In the two B's department, "one who cheats on a weight-reduction plan" is DIETARY FIBBER.  And "one who's taking a polar vortex pretty hard?" is COLD SOBBER.   When one B is elimated, we get CHINESE CAN AGE ("heyday of taxis in Beijing?") and WE WAS ROBED ('defense against a charge of public nudity?"), both genuinely funny.

GOYA has come up a few times, but I don't think we've looked at his Maja Vestida yet.

I like YAWNS for "they might precede 'well, we must be going.'"

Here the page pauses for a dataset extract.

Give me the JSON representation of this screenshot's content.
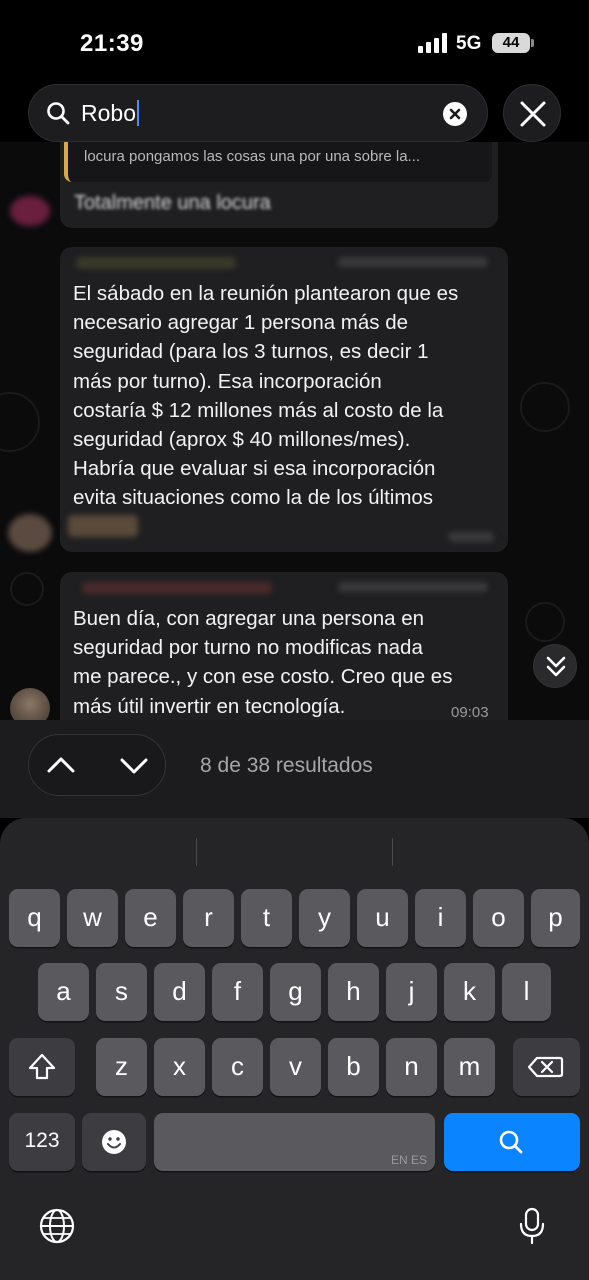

For "fix up, for a building" I put *REFAB at first, because I don't think of REHAB as being a construction term.

IMPECUNIOUS is a great word, but I don't think it belongs in a Tuesday grid.

"Province between Man. and Que." is ONT.  A good mnemonic for the southern provinces west to east is "British Albert Sasses Man On Queen."

The Rock-OLA corporation was founded in 1927 and manufactured jukeboxes and later other machines like shuffleboard.  Two astounding bits of trivia about this company: it still exists, and its name is not some wannabe-hip fauxmanteau but is the name of its founder, David Rockola.  That's too crazy, man.

Clever clue: "Producer of the Jacksons?" is ATM.

This was a fun puzzle.  Challenging and education.  Well, seeya LTR.